Coordenadora do Projeto: Enfermeira Mercedes Bilbao
Enfermeiros perioperatórios do Bloco Operatório Central do Hospital de São José e do Bloco Operatório Central do Hospital de Dona Estefânia: Alexandra Ramos, Aline Jordão, Fátima Gonçalves, Filipa Carvalho, Filomena Silva, Isabel Filipe, Leonor Gil, Liliana Sousa, Manuel Atilano, Manuela Tomé, Maria José Garbin, Mercedes Ganito, Patrícia Sardinha, Sandrina Fernandes, Teresa Lobo
Introdução
Integrado no projeto de prevenção e controlo da infeção do local cirúrgico (ILC) no perioperatório, tal como contemplado na Norma da DGS 020/2015 (DGS, 2015), nas guidelines de prevenção da ILC da OMS (WHO, 2016) e nas Práticas Recomendadas para Bloco Operatório das organizações profissionais AESOP e AORN (AESOP, 2013; AORN, 2018), foi constituído um grupo de trabalho para promover as boas práticas na manutenção da assepsia cirúrgica. Pretende‐se o desenvolvimento de uma abordagem integrada para promover práticas seguras, com a capacitação dos profissionais no desenvolvimento de habilidades e competências, de acordo com as orientações e recomendações baseadas na evidência científica. Estas recomendações representam o padrão de boas práticas na manutenção da assepsia cirúrgica.
Qual o sentido deste projeto?
As infeções associadas aos cuidados de saúde (IACS) são uma realidade.
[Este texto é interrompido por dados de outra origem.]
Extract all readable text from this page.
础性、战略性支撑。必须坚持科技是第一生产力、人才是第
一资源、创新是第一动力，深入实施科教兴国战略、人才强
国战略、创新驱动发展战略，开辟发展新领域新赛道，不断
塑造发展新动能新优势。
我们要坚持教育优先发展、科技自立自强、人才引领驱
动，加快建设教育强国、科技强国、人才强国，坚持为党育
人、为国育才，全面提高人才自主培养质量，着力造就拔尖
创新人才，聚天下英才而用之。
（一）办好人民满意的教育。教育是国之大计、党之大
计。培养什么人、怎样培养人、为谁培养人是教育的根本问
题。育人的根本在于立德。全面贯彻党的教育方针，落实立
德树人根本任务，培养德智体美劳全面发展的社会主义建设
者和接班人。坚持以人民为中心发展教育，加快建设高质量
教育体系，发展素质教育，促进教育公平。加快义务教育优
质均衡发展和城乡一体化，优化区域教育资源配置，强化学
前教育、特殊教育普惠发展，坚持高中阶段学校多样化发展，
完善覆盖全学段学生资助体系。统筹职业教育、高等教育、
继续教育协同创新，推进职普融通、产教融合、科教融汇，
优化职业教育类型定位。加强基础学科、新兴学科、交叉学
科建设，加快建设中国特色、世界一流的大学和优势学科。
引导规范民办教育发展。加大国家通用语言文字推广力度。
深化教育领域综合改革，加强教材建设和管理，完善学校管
Na União Europeia, em cada ano, aproximadamente quatro milhões de doentes adquirem IACS (Aholaakko & Metsala, 2015), o que representa um peso epidemiológico, com aumento da morbilidade e mortalidade associada, peso social e custo económico que se estima ascender aos 300 milhões de euros anuais. Esta condição reflete‐se em hospitalização prolongada, diagnósticos adicionais, cirurgias de revisão, acréscimo em terapêutica, entre outros e traduz‐se num impacto negativo na qualidade dos cuidados (Despacho 3844 ‐ A/2016; Simons et al, 2014).
A ILC é uma potencial complicação associada a qualquer procedimento cirúrgico. Segundo o Centro Europeu de Prevenção e Controlo das Doenças (ECDC), a ILC define‐se como a infeção que ocorre no local da incisão cirúrgica ou na sua proximidade (incisional, profunda ou órgão/espaço) nos primeiros 30 dias do pós‐operatório. Representa uma das infeções mais relevantes, pelo peso epidemiológico, clínico e económico que representa, e pode ser observada como “falha” na qualidade dos cuidados. Em média, cada ILC é responsável por um acréscimo de sete a onze dias de internamento hospitalar e por um aumento do risco de morte de duas a onze vezes. Estima‐se que aproximadamente 60% das ILC são evitáveis quando implementadas estratégias de prevenção, normas baseadas na evidência, em conjunto e de forma integrada, as quais se denominam por bundles ou “feixes de intervenções”. Os feixes de intervenções têm como objetivo assegurar que os doentes recebam de forma consistente o tratamento e cuidados recomendados (DGS, 2015).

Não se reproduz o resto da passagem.